Discontent Grows in Cuba with a New Record of Blackouts

Havana, which until a few days ago was spared from blackouts, also begins to suffer them daily / EFE

By 14ymedio

HAVANA TIMES – The power blackouts in Cuba are reaching a record never seen in recent years. On Friday, March 8, the official press reported, “there was a deficit of electricity generation for 24 hours, and it has not been possible to restore the power this morning.” The deficit is unprecedented since the energy crisis escalated two years ago.

For Saturday, the outlook was not much better, and the blackouts continue throughout the country affecting both residential customers and production centers.

The figures included in a statement of the UNE (Electric Company of Cuba) spoke for themselves. Dozens of generation plants, large and small, are out of service some for breakdowns and maintenance and others for a lack of fuel.   

Thus, citizens are desperate, and rumors of demonstrations run throughout the Island. Protests broke out in August 2022 in Nuevitas, Camaguey when the prolonged blackouts became intolerable. Today’s are even longer. 

The repression unleashed after the demonstrations in Nuevitas – combined with the repression and mass arrests that occurred during and after the July 11, 2021 protests, may explain why, for the moment, the frustration is only expressed in complaints on social networks. One of the posts that asked users about the place and time of their power outages was immediately followed by hundreds of comments.

“Four hours with power and twenty without,” said one of them, corroborated in some areas of the Island, such as Santiago de Cuba, by the official newspaper Sierra Maestra.

In Güines, Mayabeque, another commentator said that the power had been missing this Friday “since 8 at night, and still nothing after 12 hours without power. Yesterday we had only 3 hours during the day with power.” In the same province, in San Jose de las Lajas, the power went off at 5 in the morning until 3 in the afternoon, and after two hours it went off again for 10 more hours. In Sancti Spíritus, there were places with up to 14 hours of blackouts.

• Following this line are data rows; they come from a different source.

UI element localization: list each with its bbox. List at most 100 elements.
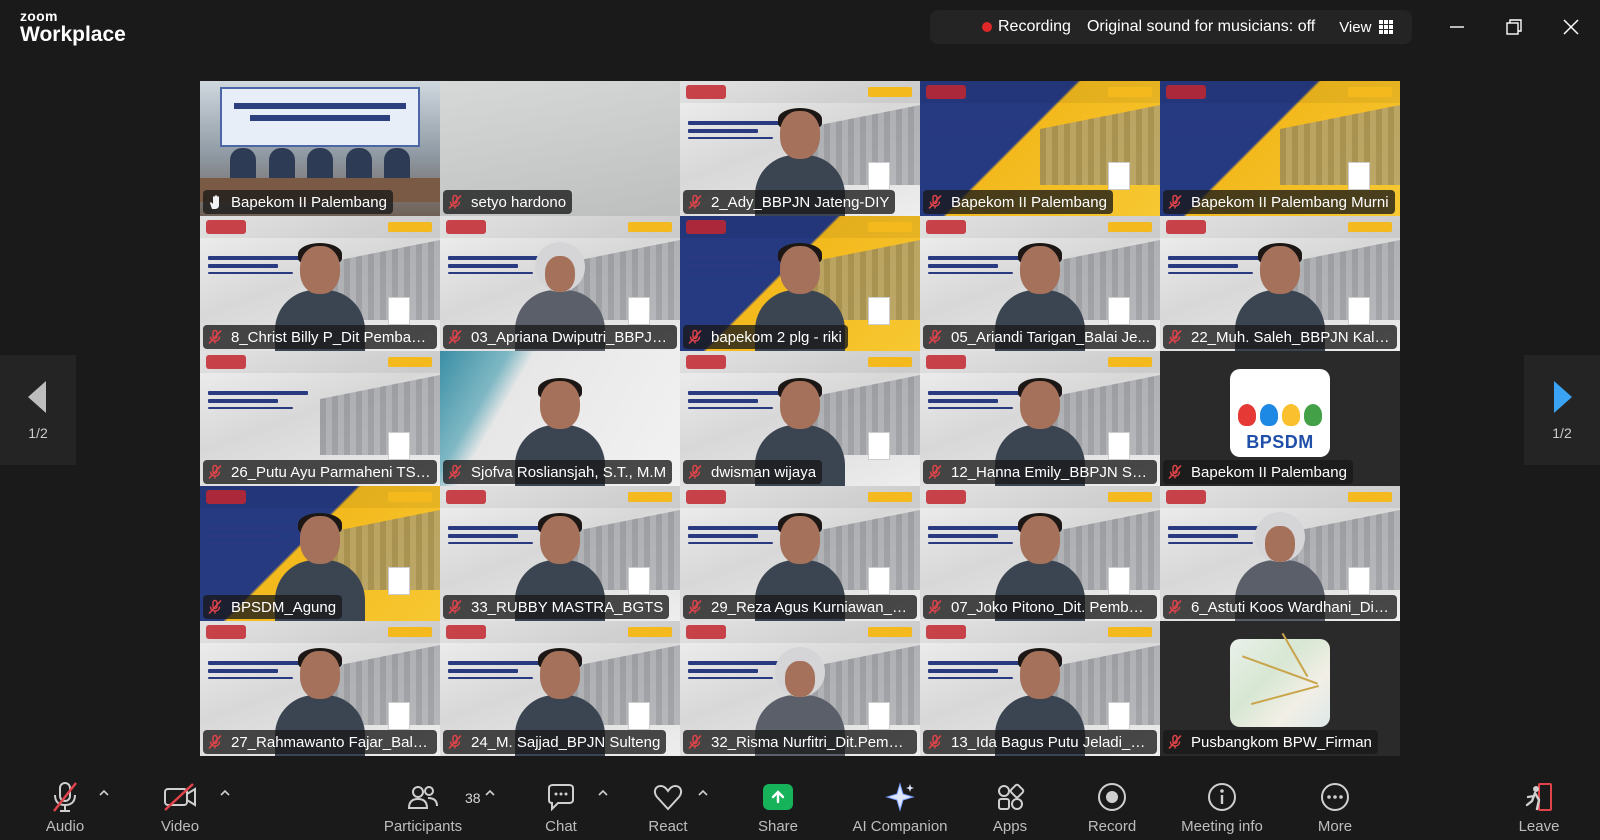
participant-nameplate: Bapekom II Palembang <box>1163 460 1353 484</box>
participant-name: 07_Joko Pitono_Dit. Pemban... <box>951 598 1151 616</box>
leave-button[interactable]: Leave <box>1514 760 1564 840</box>
mic-muted-icon <box>688 194 702 210</box>
leave-label: Leave <box>1518 818 1560 835</box>
participant-tile[interactable]: Sjofva Rosliansjah, S.T., M.M <box>440 351 680 486</box>
participant-tile[interactable]: 27_Rahmawanto Fajar_Balai ... <box>200 621 440 756</box>
participant-nameplate: 8_Christ Billy P_Dit Pembang... <box>203 325 437 349</box>
view-button[interactable]: View <box>1339 19 1394 36</box>
bpsdm-logo-text: BPSDM <box>1246 432 1314 452</box>
heart-icon <box>653 784 683 811</box>
participant-nameplate: Pusbangkom BPW_Firman <box>1163 730 1378 754</box>
share-screen-icon <box>763 784 793 810</box>
participant-tile[interactable]: dwisman wijaya <box>680 351 920 486</box>
logo-brand: zoom <box>20 8 58 24</box>
mic-muted-icon <box>688 599 702 615</box>
participant-nameplate: 6_Astuti Koos Wardhani_Dit.... <box>1163 595 1397 619</box>
participant-nameplate: 12_Hanna Emily_BBPJN Sum... <box>923 460 1157 484</box>
more-button[interactable]: More <box>1310 760 1360 840</box>
record-button[interactable]: Record <box>1084 760 1140 840</box>
participant-tile[interactable]: Bapekom II Palembang <box>200 81 440 216</box>
participant-tile[interactable]: 13_Ida Bagus Putu Jeladi_BB... <box>920 621 1160 756</box>
audio-options-caret-icon[interactable] <box>98 788 110 798</box>
audio-label: Audio <box>45 818 85 835</box>
participant-nameplate: 03_Apriana Dwiputri_BBPJN ... <box>443 325 677 349</box>
participant-name: 12_Hanna Emily_BBPJN Sum... <box>951 463 1151 481</box>
participant-tile[interactable]: 05_Ariandi Tarigan_Balai Je... <box>920 216 1160 351</box>
mic-muted-icon <box>688 329 702 345</box>
participant-tile[interactable]: 33_RUBBY MASTRA_BGTS <box>440 486 680 621</box>
participant-name: Bapekom II Palembang <box>231 193 387 211</box>
close-window-icon[interactable] <box>1560 16 1582 38</box>
restore-window-icon[interactable] <box>1503 16 1525 38</box>
share-button[interactable]: Share <box>753 760 803 840</box>
participant-tile[interactable]: 32_Risma Nurfitri_Dit.Pemb.J... <box>680 621 920 756</box>
participant-tile[interactable]: 03_Apriana Dwiputri_BBPJN ... <box>440 216 680 351</box>
participant-nameplate: 24_M. Sajjad_BPJN Sulteng <box>443 730 667 754</box>
participant-tile[interactable]: 22_Muh. Saleh_BBPJN Kaltim <box>1160 216 1400 351</box>
participant-name: 24_M. Sajjad_BPJN Sulteng <box>471 733 661 751</box>
participant-nameplate: BPSDM_Agung <box>203 595 343 619</box>
participant-tile[interactable]: 07_Joko Pitono_Dit. Pemban... <box>920 486 1160 621</box>
participant-name: 22_Muh. Saleh_BBPJN Kaltim <box>1191 328 1391 346</box>
participant-name: 03_Apriana Dwiputri_BBPJN ... <box>471 328 671 346</box>
participant-tile[interactable]: 29_Reza Agus Kurniawan_BP... <box>680 486 920 621</box>
participant-tile[interactable]: setyo hardono <box>440 81 680 216</box>
mic-muted-icon <box>928 464 942 480</box>
mic-muted-icon <box>448 464 462 480</box>
react-button[interactable]: React <box>643 760 693 840</box>
participant-tile[interactable]: 24_M. Sajjad_BPJN Sulteng <box>440 621 680 756</box>
minimize-icon[interactable] <box>1446 16 1468 38</box>
chat-label: Chat <box>545 818 577 835</box>
audio-button[interactable]: Audio <box>40 760 90 840</box>
next-page-button[interactable]: 1/2 <box>1524 355 1600 465</box>
chevron-left-icon <box>28 381 46 413</box>
participant-name: Bapekom II Palembang <box>1191 463 1347 481</box>
participant-name: Sjofva Rosliansjah, S.T., M.M <box>471 463 667 481</box>
participant-tile[interactable]: bapekom 2 plg - riki <box>680 216 920 351</box>
video-options-caret-icon[interactable] <box>219 788 231 798</box>
mic-muted-icon <box>1168 599 1182 615</box>
participant-tile[interactable]: 2_Ady_BBPJN Jateng-DIY <box>680 81 920 216</box>
meeting-info-button[interactable]: Meeting info <box>1172 760 1272 840</box>
ai-companion-button[interactable]: AI Companion <box>848 760 952 840</box>
info-icon <box>1208 783 1236 811</box>
react-options-caret-icon[interactable] <box>697 788 709 798</box>
video-camera-off-icon <box>164 783 196 811</box>
apps-button[interactable]: Apps <box>985 760 1035 840</box>
participant-tile[interactable]: Pusbangkom BPW_Firman <box>1160 621 1400 756</box>
previous-page-button[interactable]: 1/2 <box>0 355 76 465</box>
video-button[interactable]: Video <box>155 760 205 840</box>
participant-tile[interactable]: 12_Hanna Emily_BBPJN Sum... <box>920 351 1160 486</box>
share-label: Share <box>757 818 799 835</box>
participant-tile[interactable]: BPSDM_Agung <box>200 486 440 621</box>
participant-tile[interactable]: 6_Astuti Koos Wardhani_Dit.... <box>1160 486 1400 621</box>
original-sound-status[interactable]: Original sound for musicians: off <box>1087 18 1315 36</box>
mic-muted-icon <box>1168 329 1182 345</box>
participants-icon <box>407 786 438 809</box>
microphone-muted-icon <box>53 782 77 812</box>
video-label: Video <box>160 818 200 835</box>
participant-tile[interactable]: 8_Christ Billy P_Dit Pembang... <box>200 216 440 351</box>
recording-label[interactable]: Recording <box>998 18 1071 36</box>
gallery-grid-icon <box>1379 20 1394 34</box>
participant-name: setyo hardono <box>471 193 567 211</box>
participants-button[interactable]: 38 Participants <box>373 760 481 840</box>
participant-tile[interactable]: Bapekom II Palembang Murni <box>1160 81 1400 216</box>
participant-nameplate: 26_Putu Ayu Parmaheni TS_... <box>203 460 437 484</box>
participant-name: 32_Risma Nurfitri_Dit.Pemb.J... <box>711 733 911 751</box>
chat-options-caret-icon[interactable] <box>597 788 609 798</box>
chat-button[interactable]: Chat <box>536 760 586 840</box>
participant-nameplate: 2_Ady_BBPJN Jateng-DIY <box>683 190 896 214</box>
participant-nameplate: 32_Risma Nurfitri_Dit.Pemb.J... <box>683 730 917 754</box>
participant-nameplate: Sjofva Rosliansjah, S.T., M.M <box>443 460 673 484</box>
participant-tile[interactable]: 26_Putu Ayu Parmaheni TS_... <box>200 351 440 486</box>
record-icon <box>1098 783 1126 811</box>
page-indicator-right: 1/2 <box>1552 425 1572 441</box>
participant-name: 2_Ady_BBPJN Jateng-DIY <box>711 193 890 211</box>
participant-nameplate: setyo hardono <box>443 190 573 214</box>
participant-name: 33_RUBBY MASTRA_BGTS <box>471 598 664 616</box>
participants-options-caret-icon[interactable] <box>484 788 496 798</box>
participant-tile[interactable]: Bapekom II Palembang <box>920 81 1160 216</box>
participant-tile[interactable]: BPSDM Bapekom II Palembang <box>1160 351 1400 486</box>
participant-nameplate: 33_RUBBY MASTRA_BGTS <box>443 595 670 619</box>
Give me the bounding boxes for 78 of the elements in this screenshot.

The complaints cover the entire national territory. In Bayamo, Granma, people also reported 14 hours of blackout; in Minas, Camagüey, up to 18 consecutive hours. In the municipality of Cespedes in Camagüey, a resident complained: “From yesterday until now they gave us three hours of power. They only put it on from 2 to 5 in the morning; when no one is cooking or awake.”

Havana, which until a few days ago was free of the power cuts, now suffers from them on a daily basis. Four hours in a row of no power is predicted, for example, in Nuevo Vedado, where the editorial staff of this newspaper is located.

“These blackouts make life miserable, but I really can’t complain,” concedes a woman living in Central Havana. “The power has been off for several hours two days in a row, and the water pump in the building didn’t allow the water to fill the tank enough for me to wash. However, I imagine that those poor people (in other places) who had only two hours of power must be on the verge of suicide.”